Project:

A Park for All

This fellowship builds upon Dr. Guia’s PhD thesis, The Muslim Struggle for Civil Rights in Spain: Promoting Democracy Through Migrant Engagement, 1985-2010. It will also further research on nativism and the activism of racialized communities in Spain. This project will trace and map where migrants and radicalized communities gather now and what needs to change in the Turia river park (Valencia, Spain) to make it a welcoming space for migrant families again. Oral histories will be used to tell their stories and highlight their right to the city. Pictures and oral histories will be used to visualize how a significant percentage of the Valencia population would like to use public spaces but can not because their needs are not taken into account when public policy is decided and implemented. This project has the potential to transform how a city designs public green spaces in an inclusive and equitable way. 

Faculty bio:

headshot of Aitana Guia

I am a social and political historian of postwar Europe. I focus on migration, nationalism, minorities, and environmental social movements.

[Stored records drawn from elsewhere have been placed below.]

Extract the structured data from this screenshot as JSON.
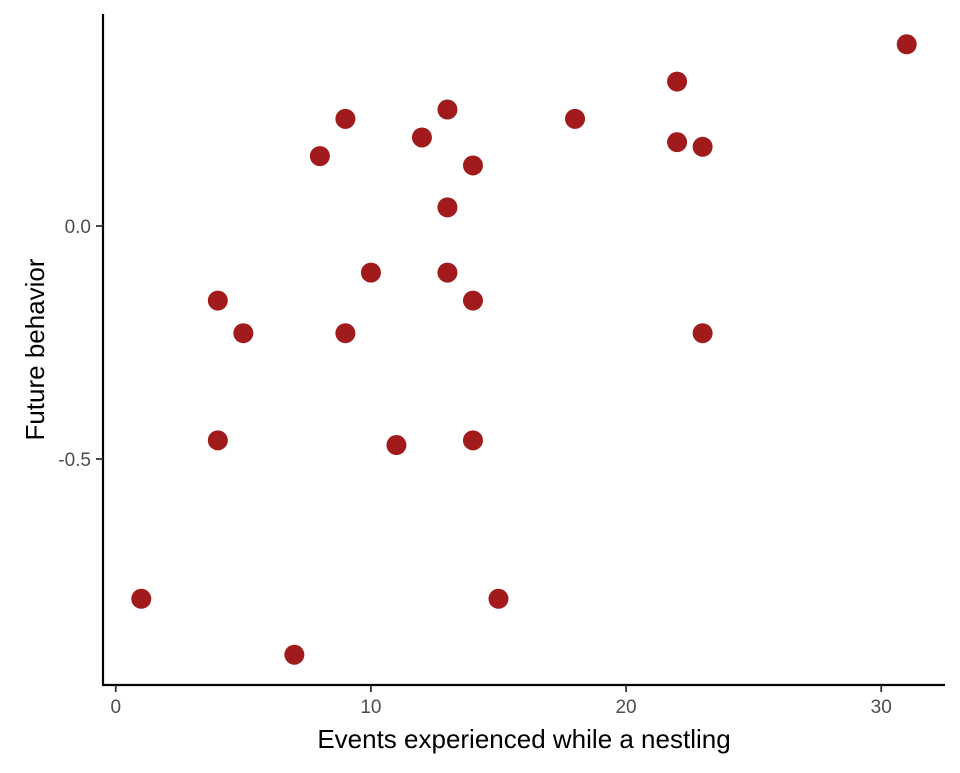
{
  "chart_data": {
    "type": "scatter",
    "title": "",
    "xlabel": "Events experienced while a nestling",
    "ylabel": "Future behavior",
    "xlim": [
      -0.5,
      32.5
    ],
    "ylim": [
      -0.985,
      0.455
    ],
    "x_ticks": [
      0,
      10,
      20,
      30
    ],
    "x_tick_labels": [
      "0",
      "10",
      "20",
      "30"
    ],
    "y_ticks": [
      0.0,
      -0.5
    ],
    "y_tick_labels": [
      "0.0",
      "-0.5"
    ],
    "grid": false,
    "legend": "none",
    "point_color": "#A11A1C",
    "series": [
      {
        "points": [
          {
            "x": 1,
            "y": -0.8
          },
          {
            "x": 4,
            "y": -0.16
          },
          {
            "x": 4,
            "y": -0.46
          },
          {
            "x": 5,
            "y": -0.23
          },
          {
            "x": 7,
            "y": -0.92
          },
          {
            "x": 8,
            "y": 0.15
          },
          {
            "x": 9,
            "y": 0.23
          },
          {
            "x": 9,
            "y": -0.23
          },
          {
            "x": 10,
            "y": -0.1
          },
          {
            "x": 11,
            "y": -0.47
          },
          {
            "x": 12,
            "y": 0.19
          },
          {
            "x": 13,
            "y": 0.25
          },
          {
            "x": 13,
            "y": 0.04
          },
          {
            "x": 13,
            "y": -0.1
          },
          {
            "x": 14,
            "y": 0.13
          },
          {
            "x": 14,
            "y": -0.16
          },
          {
            "x": 14,
            "y": -0.46
          },
          {
            "x": 15,
            "y": -0.8
          },
          {
            "x": 18,
            "y": 0.23
          },
          {
            "x": 22,
            "y": 0.31
          },
          {
            "x": 22,
            "y": 0.18
          },
          {
            "x": 23,
            "y": 0.17
          },
          {
            "x": 23,
            "y": -0.23
          },
          {
            "x": 31,
            "y": 0.39
          }
        ]
      }
    ]
  }
}
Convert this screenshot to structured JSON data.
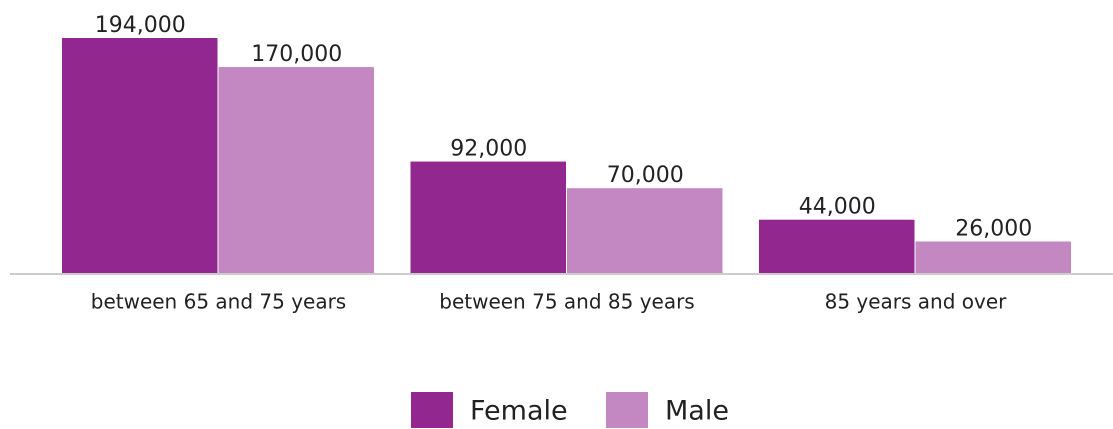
{
  "chart_data": {
    "type": "bar",
    "categories": [
      "between 65 and 75 years",
      "between 75 and 85 years",
      "85 years and over"
    ],
    "series": [
      {
        "name": "Female",
        "color": "#92278f",
        "values": [
          194000,
          92000,
          44000
        ],
        "value_labels": [
          "194,000",
          "92,000",
          "44,000"
        ]
      },
      {
        "name": "Male",
        "color": "#c387c1",
        "values": [
          170000,
          70000,
          26000
        ],
        "value_labels": [
          "170,000",
          "70,000",
          "26,000"
        ]
      }
    ],
    "legend": "bottom"
  }
}
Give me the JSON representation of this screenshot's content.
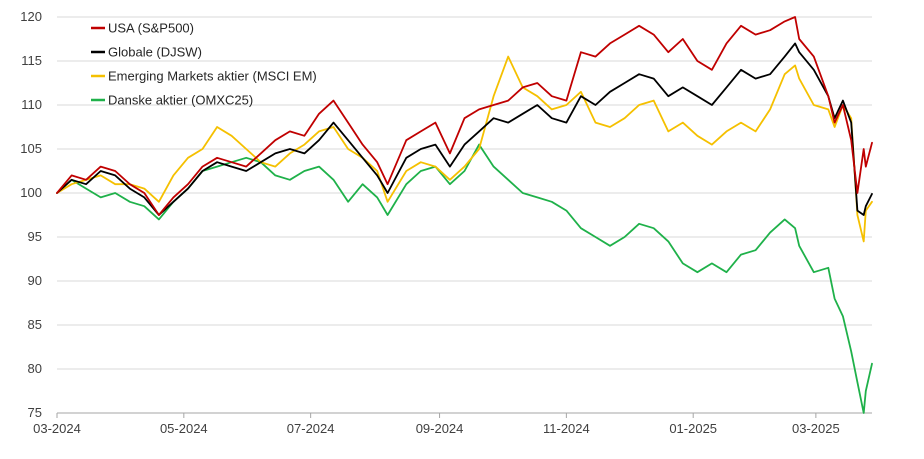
{
  "chart_data": {
    "type": "line",
    "title": "",
    "xlabel": "",
    "ylabel": "",
    "ylim": [
      75,
      120
    ],
    "yticks": [
      75,
      80,
      85,
      90,
      95,
      100,
      105,
      110,
      115,
      120
    ],
    "xticks": [
      {
        "label": "03-2024",
        "value": "2024-03-01"
      },
      {
        "label": "05-2024",
        "value": "2024-05-01"
      },
      {
        "label": "07-2024",
        "value": "2024-07-01"
      },
      {
        "label": "09-2024",
        "value": "2024-09-01"
      },
      {
        "label": "11-2024",
        "value": "2024-11-01"
      },
      {
        "label": "01-2025",
        "value": "2025-01-01"
      },
      {
        "label": "03-2025",
        "value": "2025-03-01"
      }
    ],
    "xrange": [
      "2024-03-01",
      "2025-03-28"
    ],
    "grid": "horizontal",
    "legend": "top-left",
    "series": [
      {
        "name": "USA (S&P500)",
        "color": "#c00000",
        "points": [
          [
            "2024-03-01",
            100.0
          ],
          [
            "2024-03-08",
            102.0
          ],
          [
            "2024-03-15",
            101.5
          ],
          [
            "2024-03-22",
            103.0
          ],
          [
            "2024-03-29",
            102.5
          ],
          [
            "2024-04-05",
            101.0
          ],
          [
            "2024-04-12",
            100.0
          ],
          [
            "2024-04-19",
            97.5
          ],
          [
            "2024-04-26",
            99.5
          ],
          [
            "2024-05-03",
            101.0
          ],
          [
            "2024-05-10",
            103.0
          ],
          [
            "2024-05-17",
            104.0
          ],
          [
            "2024-05-24",
            103.5
          ],
          [
            "2024-05-31",
            103.0
          ],
          [
            "2024-06-07",
            104.5
          ],
          [
            "2024-06-14",
            106.0
          ],
          [
            "2024-06-21",
            107.0
          ],
          [
            "2024-06-28",
            106.5
          ],
          [
            "2024-07-05",
            109.0
          ],
          [
            "2024-07-12",
            110.5
          ],
          [
            "2024-07-19",
            108.0
          ],
          [
            "2024-07-26",
            105.5
          ],
          [
            "2024-08-02",
            103.5
          ],
          [
            "2024-08-07",
            101.0
          ],
          [
            "2024-08-16",
            106.0
          ],
          [
            "2024-08-23",
            107.0
          ],
          [
            "2024-08-30",
            108.0
          ],
          [
            "2024-09-06",
            104.5
          ],
          [
            "2024-09-13",
            108.5
          ],
          [
            "2024-09-20",
            109.5
          ],
          [
            "2024-09-27",
            110.0
          ],
          [
            "2024-10-04",
            110.5
          ],
          [
            "2024-10-11",
            112.0
          ],
          [
            "2024-10-18",
            112.5
          ],
          [
            "2024-10-25",
            111.0
          ],
          [
            "2024-11-01",
            110.5
          ],
          [
            "2024-11-08",
            116.0
          ],
          [
            "2024-11-15",
            115.5
          ],
          [
            "2024-11-22",
            117.0
          ],
          [
            "2024-11-29",
            118.0
          ],
          [
            "2024-12-06",
            119.0
          ],
          [
            "2024-12-13",
            118.0
          ],
          [
            "2024-12-20",
            116.0
          ],
          [
            "2024-12-27",
            117.5
          ],
          [
            "2025-01-03",
            115.0
          ],
          [
            "2025-01-10",
            114.0
          ],
          [
            "2025-01-17",
            117.0
          ],
          [
            "2025-01-24",
            119.0
          ],
          [
            "2025-01-31",
            118.0
          ],
          [
            "2025-02-07",
            118.5
          ],
          [
            "2025-02-14",
            119.5
          ],
          [
            "2025-02-19",
            120.0
          ],
          [
            "2025-02-21",
            117.5
          ],
          [
            "2025-02-28",
            115.5
          ],
          [
            "2025-03-07",
            111.0
          ],
          [
            "2025-03-10",
            108.0
          ],
          [
            "2025-03-14",
            110.0
          ],
          [
            "2025-03-18",
            106.0
          ],
          [
            "2025-03-21",
            100.0
          ],
          [
            "2025-03-24",
            105.0
          ],
          [
            "2025-03-25",
            103.0
          ],
          [
            "2025-03-28",
            105.7
          ]
        ]
      },
      {
        "name": "Globale (DJSW)",
        "color": "#000000",
        "points": [
          [
            "2024-03-01",
            100.0
          ],
          [
            "2024-03-08",
            101.5
          ],
          [
            "2024-03-15",
            101.0
          ],
          [
            "2024-03-22",
            102.5
          ],
          [
            "2024-03-29",
            102.0
          ],
          [
            "2024-04-05",
            100.5
          ],
          [
            "2024-04-12",
            99.5
          ],
          [
            "2024-04-19",
            97.5
          ],
          [
            "2024-04-26",
            99.0
          ],
          [
            "2024-05-03",
            100.5
          ],
          [
            "2024-05-10",
            102.5
          ],
          [
            "2024-05-17",
            103.5
          ],
          [
            "2024-05-24",
            103.0
          ],
          [
            "2024-05-31",
            102.5
          ],
          [
            "2024-06-07",
            103.5
          ],
          [
            "2024-06-14",
            104.5
          ],
          [
            "2024-06-21",
            105.0
          ],
          [
            "2024-06-28",
            104.5
          ],
          [
            "2024-07-05",
            106.0
          ],
          [
            "2024-07-12",
            108.0
          ],
          [
            "2024-07-19",
            106.0
          ],
          [
            "2024-07-26",
            104.0
          ],
          [
            "2024-08-02",
            102.0
          ],
          [
            "2024-08-07",
            100.0
          ],
          [
            "2024-08-16",
            104.0
          ],
          [
            "2024-08-23",
            105.0
          ],
          [
            "2024-08-30",
            105.5
          ],
          [
            "2024-09-06",
            103.0
          ],
          [
            "2024-09-13",
            105.5
          ],
          [
            "2024-09-20",
            107.0
          ],
          [
            "2024-09-27",
            108.5
          ],
          [
            "2024-10-04",
            108.0
          ],
          [
            "2024-10-11",
            109.0
          ],
          [
            "2024-10-18",
            110.0
          ],
          [
            "2024-10-25",
            108.5
          ],
          [
            "2024-11-01",
            108.0
          ],
          [
            "2024-11-08",
            111.0
          ],
          [
            "2024-11-15",
            110.0
          ],
          [
            "2024-11-22",
            111.5
          ],
          [
            "2024-11-29",
            112.5
          ],
          [
            "2024-12-06",
            113.5
          ],
          [
            "2024-12-13",
            113.0
          ],
          [
            "2024-12-20",
            111.0
          ],
          [
            "2024-12-27",
            112.0
          ],
          [
            "2025-01-03",
            111.0
          ],
          [
            "2025-01-10",
            110.0
          ],
          [
            "2025-01-17",
            112.0
          ],
          [
            "2025-01-24",
            114.0
          ],
          [
            "2025-01-31",
            113.0
          ],
          [
            "2025-02-07",
            113.5
          ],
          [
            "2025-02-14",
            115.5
          ],
          [
            "2025-02-19",
            117.0
          ],
          [
            "2025-02-21",
            116.0
          ],
          [
            "2025-02-28",
            114.0
          ],
          [
            "2025-03-07",
            111.0
          ],
          [
            "2025-03-10",
            108.5
          ],
          [
            "2025-03-14",
            110.5
          ],
          [
            "2025-03-18",
            108.0
          ],
          [
            "2025-03-21",
            98.0
          ],
          [
            "2025-03-24",
            97.5
          ],
          [
            "2025-03-25",
            98.5
          ],
          [
            "2025-03-28",
            99.9
          ]
        ]
      },
      {
        "name": "Emerging Markets aktier (MSCI EM)",
        "color": "#f5c000",
        "points": [
          [
            "2024-03-01",
            100.0
          ],
          [
            "2024-03-08",
            101.0
          ],
          [
            "2024-03-15",
            101.5
          ],
          [
            "2024-03-22",
            102.0
          ],
          [
            "2024-03-29",
            101.0
          ],
          [
            "2024-04-05",
            101.0
          ],
          [
            "2024-04-12",
            100.5
          ],
          [
            "2024-04-19",
            99.0
          ],
          [
            "2024-04-26",
            102.0
          ],
          [
            "2024-05-03",
            104.0
          ],
          [
            "2024-05-10",
            105.0
          ],
          [
            "2024-05-17",
            107.5
          ],
          [
            "2024-05-24",
            106.5
          ],
          [
            "2024-05-31",
            105.0
          ],
          [
            "2024-06-07",
            103.5
          ],
          [
            "2024-06-14",
            103.0
          ],
          [
            "2024-06-21",
            104.5
          ],
          [
            "2024-06-28",
            105.5
          ],
          [
            "2024-07-05",
            107.0
          ],
          [
            "2024-07-12",
            107.5
          ],
          [
            "2024-07-19",
            105.0
          ],
          [
            "2024-07-26",
            104.0
          ],
          [
            "2024-08-02",
            102.5
          ],
          [
            "2024-08-07",
            99.0
          ],
          [
            "2024-08-16",
            102.5
          ],
          [
            "2024-08-23",
            103.5
          ],
          [
            "2024-08-30",
            103.0
          ],
          [
            "2024-09-06",
            101.5
          ],
          [
            "2024-09-13",
            103.0
          ],
          [
            "2024-09-20",
            105.0
          ],
          [
            "2024-09-27",
            111.0
          ],
          [
            "2024-10-04",
            115.5
          ],
          [
            "2024-10-11",
            112.0
          ],
          [
            "2024-10-18",
            111.0
          ],
          [
            "2024-10-25",
            109.5
          ],
          [
            "2024-11-01",
            110.0
          ],
          [
            "2024-11-08",
            111.5
          ],
          [
            "2024-11-15",
            108.0
          ],
          [
            "2024-11-22",
            107.5
          ],
          [
            "2024-11-29",
            108.5
          ],
          [
            "2024-12-06",
            110.0
          ],
          [
            "2024-12-13",
            110.5
          ],
          [
            "2024-12-20",
            107.0
          ],
          [
            "2024-12-27",
            108.0
          ],
          [
            "2025-01-03",
            106.5
          ],
          [
            "2025-01-10",
            105.5
          ],
          [
            "2025-01-17",
            107.0
          ],
          [
            "2025-01-24",
            108.0
          ],
          [
            "2025-01-31",
            107.0
          ],
          [
            "2025-02-07",
            109.5
          ],
          [
            "2025-02-14",
            113.5
          ],
          [
            "2025-02-19",
            114.5
          ],
          [
            "2025-02-21",
            113.0
          ],
          [
            "2025-02-28",
            110.0
          ],
          [
            "2025-03-07",
            109.5
          ],
          [
            "2025-03-10",
            107.5
          ],
          [
            "2025-03-14",
            110.0
          ],
          [
            "2025-03-18",
            108.5
          ],
          [
            "2025-03-21",
            97.5
          ],
          [
            "2025-03-24",
            94.5
          ],
          [
            "2025-03-25",
            98.0
          ],
          [
            "2025-03-28",
            99.0
          ]
        ]
      },
      {
        "name": "Danske aktier (OMXC25)",
        "color": "#1fb14a",
        "points": [
          [
            "2024-03-01",
            100.0
          ],
          [
            "2024-03-08",
            101.5
          ],
          [
            "2024-03-15",
            100.5
          ],
          [
            "2024-03-22",
            99.5
          ],
          [
            "2024-03-29",
            100.0
          ],
          [
            "2024-04-05",
            99.0
          ],
          [
            "2024-04-12",
            98.5
          ],
          [
            "2024-04-19",
            97.0
          ],
          [
            "2024-04-26",
            99.0
          ],
          [
            "2024-05-03",
            100.5
          ],
          [
            "2024-05-10",
            102.5
          ],
          [
            "2024-05-17",
            103.0
          ],
          [
            "2024-05-24",
            103.5
          ],
          [
            "2024-05-31",
            104.0
          ],
          [
            "2024-06-07",
            103.5
          ],
          [
            "2024-06-14",
            102.0
          ],
          [
            "2024-06-21",
            101.5
          ],
          [
            "2024-06-28",
            102.5
          ],
          [
            "2024-07-05",
            103.0
          ],
          [
            "2024-07-12",
            101.5
          ],
          [
            "2024-07-19",
            99.0
          ],
          [
            "2024-07-26",
            101.0
          ],
          [
            "2024-08-02",
            99.5
          ],
          [
            "2024-08-07",
            97.5
          ],
          [
            "2024-08-16",
            101.0
          ],
          [
            "2024-08-23",
            102.5
          ],
          [
            "2024-08-30",
            103.0
          ],
          [
            "2024-09-06",
            101.0
          ],
          [
            "2024-09-13",
            102.5
          ],
          [
            "2024-09-20",
            105.5
          ],
          [
            "2024-09-27",
            103.0
          ],
          [
            "2024-10-04",
            101.5
          ],
          [
            "2024-10-11",
            100.0
          ],
          [
            "2024-10-18",
            99.5
          ],
          [
            "2024-10-25",
            99.0
          ],
          [
            "2024-11-01",
            98.0
          ],
          [
            "2024-11-08",
            96.0
          ],
          [
            "2024-11-15",
            95.0
          ],
          [
            "2024-11-22",
            94.0
          ],
          [
            "2024-11-29",
            95.0
          ],
          [
            "2024-12-06",
            96.5
          ],
          [
            "2024-12-13",
            96.0
          ],
          [
            "2024-12-20",
            94.5
          ],
          [
            "2024-12-27",
            92.0
          ],
          [
            "2025-01-03",
            91.0
          ],
          [
            "2025-01-10",
            92.0
          ],
          [
            "2025-01-17",
            91.0
          ],
          [
            "2025-01-24",
            93.0
          ],
          [
            "2025-01-31",
            93.5
          ],
          [
            "2025-02-07",
            95.5
          ],
          [
            "2025-02-14",
            97.0
          ],
          [
            "2025-02-19",
            96.0
          ],
          [
            "2025-02-21",
            94.0
          ],
          [
            "2025-02-28",
            91.0
          ],
          [
            "2025-03-07",
            91.5
          ],
          [
            "2025-03-10",
            88.0
          ],
          [
            "2025-03-14",
            86.0
          ],
          [
            "2025-03-18",
            82.0
          ],
          [
            "2025-03-21",
            78.5
          ],
          [
            "2025-03-24",
            75.0
          ],
          [
            "2025-03-25",
            77.5
          ],
          [
            "2025-03-28",
            80.6
          ]
        ]
      }
    ]
  }
}
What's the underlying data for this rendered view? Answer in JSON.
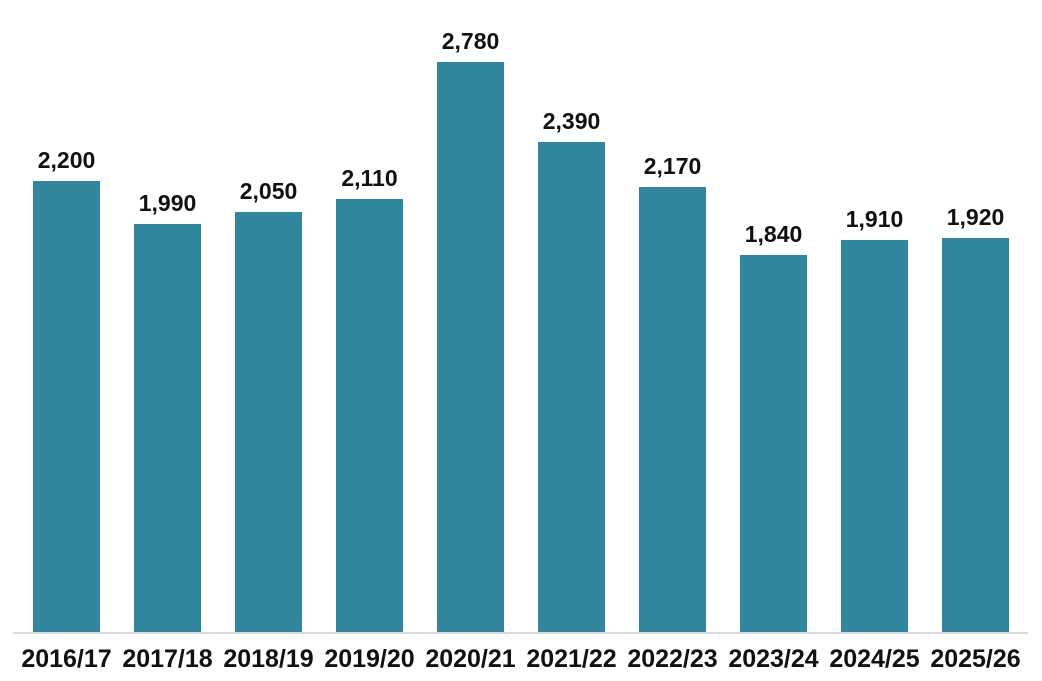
{
  "chart_data": {
    "type": "bar",
    "categories": [
      "2016/17",
      "2017/18",
      "2018/19",
      "2019/20",
      "2020/21",
      "2021/22",
      "2022/23",
      "2023/24",
      "2024/25",
      "2025/26"
    ],
    "values": [
      2200,
      1990,
      2050,
      2110,
      2780,
      2390,
      2170,
      1840,
      1910,
      1920
    ],
    "value_labels": [
      "2,200",
      "1,990",
      "2,050",
      "2,110",
      "2,780",
      "2,390",
      "2,170",
      "1,840",
      "1,910",
      "1,920"
    ],
    "ylim": [
      0,
      2780
    ],
    "bar_color": "#31859C",
    "axis_line_color": "#D9D9D9",
    "label_color": "#111111",
    "grid": false,
    "legend": false,
    "y_axis_visible": false
  }
}
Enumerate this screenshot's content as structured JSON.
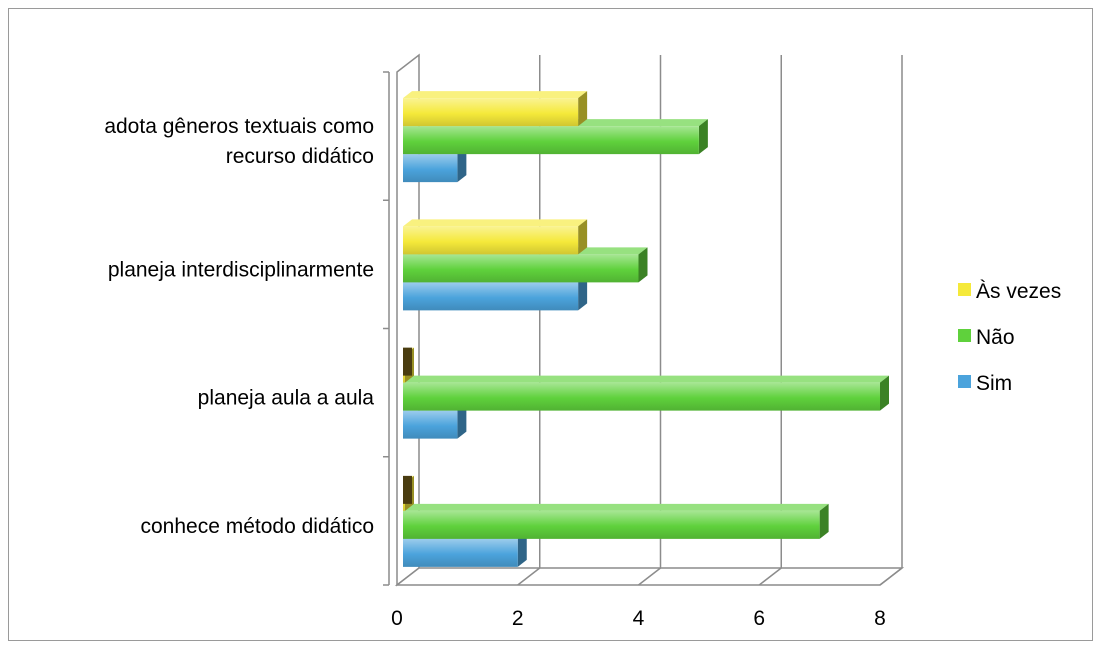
{
  "chart_data": {
    "type": "bar",
    "orientation": "horizontal",
    "style": "3d",
    "categories": [
      "conhece método didático",
      "planeja aula a aula",
      "planeja interdisciplinarmente",
      "adota gêneros textuais como recurso didático"
    ],
    "category_label_lines": [
      [
        "conhece método didático"
      ],
      [
        "planeja aula a aula"
      ],
      [
        "planeja interdisciplinarmente"
      ],
      [
        "adota gêneros textuais como",
        "recurso didático"
      ]
    ],
    "series": [
      {
        "name": "Sim",
        "values": [
          2,
          1,
          3,
          1
        ],
        "color": "#4ba3dc"
      },
      {
        "name": "Não",
        "values": [
          7,
          8,
          4,
          5
        ],
        "color": "#5fd13c"
      },
      {
        "name": "Às vezes",
        "values": [
          0,
          0,
          3,
          3
        ],
        "color": "#f5e93a"
      }
    ],
    "xlim": [
      0,
      8
    ],
    "x_ticks": [
      "0",
      "2",
      "4",
      "6",
      "8"
    ],
    "grid": true,
    "legend_position": "right",
    "legend_order": [
      "Às vezes",
      "Não",
      "Sim"
    ],
    "title": "",
    "xlabel": "",
    "ylabel": ""
  }
}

My latest research is on the greening of spaces in cities that used to be freeways. I aim to explore how the design of urban parks welcomes some people and, intentionally or unintentionally, keeps others away. My case study if the Turia River Park in Valencia, Spain, a wonderful 10K linear park that is very well suited to the needs and uses of “native” Valencians, but has become an unwelcoming space for racialized and migrant Valencians.
I hope that this fellowship will help me visibilize these stories of displacement and how to revert them and create “A Park for All”.